You can’t have a product without customer engagement. The satisfaction of your customers should always be top of mind, but their satisfaction is not always the easiest KPI to track.
One of the best components to track, though, is customer retention. It costs far less money for you to maintain a customer than it does for you to acquire a new one, so maintaining your customer relationships is key. An easy way to track your retention rates is to subtract the number of new customers you gained over a time period by the number of customers you maintained, divided by the total number of customers you had at the start of that time period.

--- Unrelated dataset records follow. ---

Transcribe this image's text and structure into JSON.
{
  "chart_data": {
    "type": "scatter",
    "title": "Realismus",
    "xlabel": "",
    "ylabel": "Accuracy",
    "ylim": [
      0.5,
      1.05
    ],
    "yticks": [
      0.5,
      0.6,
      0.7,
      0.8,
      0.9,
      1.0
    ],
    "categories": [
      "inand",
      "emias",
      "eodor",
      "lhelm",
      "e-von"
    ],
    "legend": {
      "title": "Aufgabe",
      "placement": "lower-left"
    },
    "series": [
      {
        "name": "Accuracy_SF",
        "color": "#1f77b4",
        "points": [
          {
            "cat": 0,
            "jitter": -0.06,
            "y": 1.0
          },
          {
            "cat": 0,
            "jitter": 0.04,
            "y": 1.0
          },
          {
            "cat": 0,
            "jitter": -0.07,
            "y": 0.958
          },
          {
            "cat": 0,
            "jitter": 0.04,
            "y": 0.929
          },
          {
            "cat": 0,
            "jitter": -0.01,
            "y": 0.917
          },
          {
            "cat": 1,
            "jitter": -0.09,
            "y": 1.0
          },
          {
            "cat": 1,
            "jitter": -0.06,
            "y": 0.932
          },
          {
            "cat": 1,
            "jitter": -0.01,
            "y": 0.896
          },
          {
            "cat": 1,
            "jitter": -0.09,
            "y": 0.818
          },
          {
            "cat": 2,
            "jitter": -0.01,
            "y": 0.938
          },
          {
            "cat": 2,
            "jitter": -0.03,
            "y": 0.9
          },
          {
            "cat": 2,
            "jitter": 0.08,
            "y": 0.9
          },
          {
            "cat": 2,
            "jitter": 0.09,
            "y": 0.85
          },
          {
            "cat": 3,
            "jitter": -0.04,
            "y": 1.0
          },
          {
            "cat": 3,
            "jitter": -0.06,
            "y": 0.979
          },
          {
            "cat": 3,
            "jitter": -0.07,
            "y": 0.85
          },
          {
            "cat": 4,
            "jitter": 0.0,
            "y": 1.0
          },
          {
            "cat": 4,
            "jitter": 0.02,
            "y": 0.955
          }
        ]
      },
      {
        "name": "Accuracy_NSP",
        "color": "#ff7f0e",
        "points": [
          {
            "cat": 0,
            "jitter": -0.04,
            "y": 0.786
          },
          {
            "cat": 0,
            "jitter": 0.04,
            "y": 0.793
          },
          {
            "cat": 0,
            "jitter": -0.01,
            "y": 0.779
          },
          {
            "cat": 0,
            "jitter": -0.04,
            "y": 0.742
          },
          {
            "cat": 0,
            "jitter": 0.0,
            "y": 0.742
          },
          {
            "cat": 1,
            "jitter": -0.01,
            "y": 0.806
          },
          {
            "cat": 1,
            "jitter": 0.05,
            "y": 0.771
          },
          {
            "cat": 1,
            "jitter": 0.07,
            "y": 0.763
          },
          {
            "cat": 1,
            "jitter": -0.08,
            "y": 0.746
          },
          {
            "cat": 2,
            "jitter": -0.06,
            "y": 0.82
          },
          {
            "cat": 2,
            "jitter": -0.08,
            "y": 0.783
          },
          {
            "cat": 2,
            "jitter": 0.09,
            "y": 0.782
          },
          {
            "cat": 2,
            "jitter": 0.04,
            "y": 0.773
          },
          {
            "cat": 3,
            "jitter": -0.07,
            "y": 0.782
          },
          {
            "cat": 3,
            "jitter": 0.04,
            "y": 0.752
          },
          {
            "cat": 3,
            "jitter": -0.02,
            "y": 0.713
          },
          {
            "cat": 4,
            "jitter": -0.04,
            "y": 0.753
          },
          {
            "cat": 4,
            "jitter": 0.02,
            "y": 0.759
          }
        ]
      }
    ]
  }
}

You already know it’s not enough to find solid leads—you need to turn those leads into customers. It can be a difficult (and lengthy) process, but most of your energy is worth it when it comes to going from prospect to sale.
Determining your conversion rate is fairly straightforward. Simply divide your number of new customers per month by your number of monthly leads, and you’ll have a quantifiable conversion rate that can help you strategize how to nurture your leads and turn them into a sale.
Last but not least, it’s always important to keep track of internal goals for your business. Whether you evaluate your progress on a weekly, monthly, or yearly basis, you don’t want to forget about the little milestones that contribute to your overall success. Perhaps you set a goal to hire ten new employees in the first quarter, or something more personal, like posting to social media more frequently.
Regardless of the goal and its size, it’s not just about the numbers when it comes to KPIs. Some of the best ways to measure your success can come in the form of little victories that you might not consider as paramount to your growth, but overtime, add up to make a huge difference.